Waspada saat Semprot Insektisida

MEMBAIK: Kondisi Yanto, warga Dusun Karangtemplek, Desa Andongsari, Kecamatan Ambulu, berangsur pulih setelah keracunan insektisida tanaman jagung pada Senin (13/1).

JEMBER, RADARJEMBER.ID – Yanto, warga Dusun Karangtemplek, Desa Andongsari, Kecamatan Ambulu, terpaksa dilarikan ke Puskesmas Andongasari lantaran terpapar racun insektisida. Dirinya terkena racun setelah memberi obat tanaman jagung yang masih berumur satu bulan di sawah miliknya.

IKLAN

Pria berusia 56 tersebut menduga, dirinya terkena racun karena dua alasan. Pertama, Yanto lupa memakai masker, sedangkan di saat yang sama angin tengah berembus kencang ketika dia menyemprotkan insektisida cair ke tanaman jagungnya.

Kedua, tangki penyemprotan miliknya rupanya mengalami kebocoran.

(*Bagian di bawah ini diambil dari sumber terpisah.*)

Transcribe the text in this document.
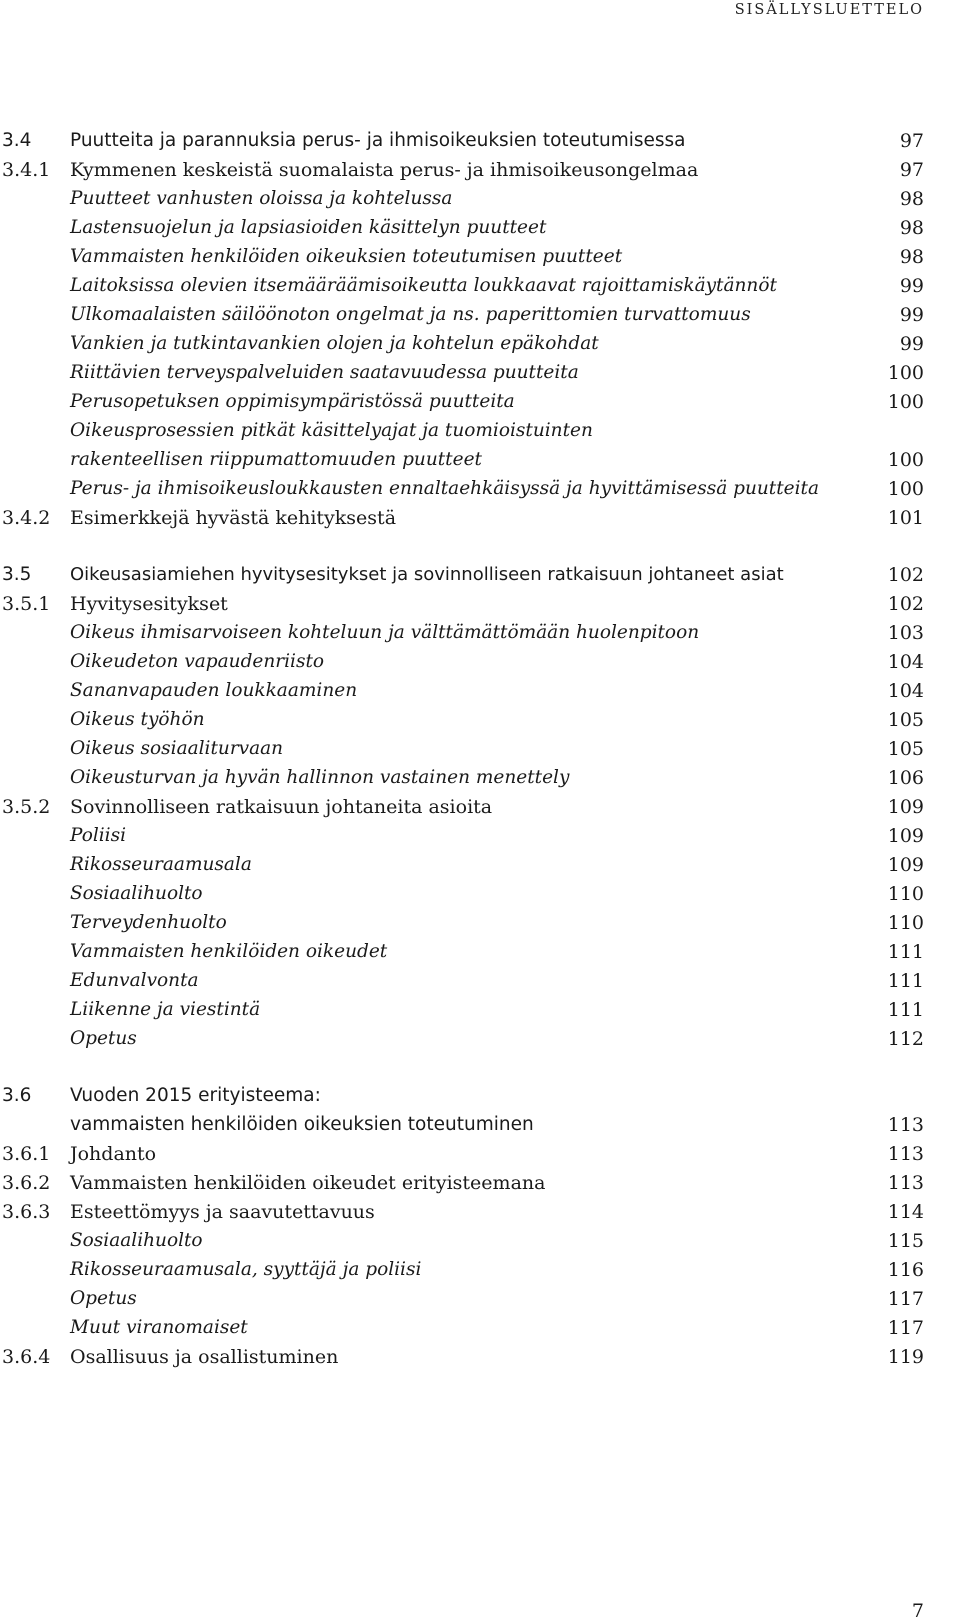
SISÄLLYSLUETTELO
3.4 Puutteita ja parannuksia perus- ja ihmisoikeuksien toteutumisessa	97
3.4.1 Kymmenen keskeistä suomalaista perus- ja ihmisoikeusongelmaa	97
Puutteet vanhusten oloissa ja kohtelussa	98
Lastensuojelun ja lapsiasioiden käsittelyn puutteet	98
Vammaisten henkilöiden oikeuksien toteutumisen puutteet	98
Laitoksissa olevien itsemääräämisoikeutta loukkaavat rajoittamiskäytännöt	99
Ulkomaalaisten säilöönoton ongelmat ja ns. paperittomien turvattomuus	99
Vankien ja tutkintavankien olojen ja kohtelun epäkohdat	99
Riittävien terveyspalveluiden saatavuudessa puutteita	100
Perusopetuksen oppimisympäristössä puutteita	100
Oikeusprosessien pitkät käsittelyajat ja tuomioistuinten
rakenteellisen riippumattomuuden puutteet	100
Perus- ja ihmisoikeusloukkausten ennaltaehkäisyssä ja hyvittämisessä puutteita	100
3.4.2 Esimerkkejä hyvästä kehityksestä	101
3.5 Oikeusasiamiehen hyvitysesitykset ja sovinnolliseen ratkaisuun johtaneet asiat	102
3.5.1 Hyvitysesitykset	102
Oikeus ihmisarvoiseen kohteluun ja välttämättömään huolenpitoon	103
Oikeudeton vapaudenriisto	104
Sananvapauden loukkaaminen	104
Oikeus työhön	105
Oikeus sosiaaliturvaan	105
Oikeusturvan ja hyvän hallinnon vastainen menettely	106
3.5.2 Sovinnolliseen ratkaisuun johtaneita asioita	109
Poliisi	109
Rikosseuraamusala	109
Sosiaalihuolto	110
Terveydenhuolto	110
Vammaisten henkilöiden oikeudet	111
Edunvalvonta	111
Liikenne ja viestintä	111
Opetus	112
3.6 Vuoden 2015 erityisteema:
vammaisten henkilöiden oikeuksien toteutuminen	113
3.6.1 Johdanto	113
3.6.2 Vammaisten henkilöiden oikeudet erityisteemana	113
3.6.3 Esteettömyys ja saavutettavuus	114
Sosiaalihuolto	115
Rikosseuraamusala, syyttäjä ja poliisi	116
Opetus	117
Muut viranomaiset	117
3.6.4 Osallisuus ja osallistuminen	119
7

Meski sudah ditambal kain, cairan tersebut tetap mengalir dari tangki yang dipanggul oleh Yanto. Alhasil, bagian belakang baju Yanto basah. Padahal, cairan yang dia pakai untuk mengusir hama di tanaman jagungnya tergolong obat keras. “Bisa jadi, cairan itu masuk melalui pori-pori kulit. Sebab, kaus saya sudah basah karena tangkinya bocor,” imbuhnya.

Saat kejadian, dirinya tengah berada di sawah tanpa ada seorang pun di sekitarnya. Saat merasa tubuhnya lemas, dia memutuskan untuk beristirahat dan minum air. Namun, dia memuntahkan air itu. Perutnya pun terasa sakit.

Untungnya, ada dua orang yang sedang memanen gambas di dekat sawah miliknya. “Saya minta tolong mereka untuk mengantarkan saya pulang,” tuturnya.

Namun, bukannya membaik, sesampainya di rumah, tubuhnya malah tak karuan. Akhirnya, dia dilarikan ke rumah sakit. “Untungnya, saya ditangani dengan baik. Sampai habis tiga infus,” ujarnya. Terlebih, dia juga mengonsumsi air kelapa muda untuk menetralisasi racun yang ada dalam tubuhnya.

Yanto mengimbau dirinya dan orang lain supaya lebih berhati-hati saat bekerja. Terutama para petani. Harapannya, tak ada orang yang bernasib sial seperti dia. “Saya kapok,” tandasnya.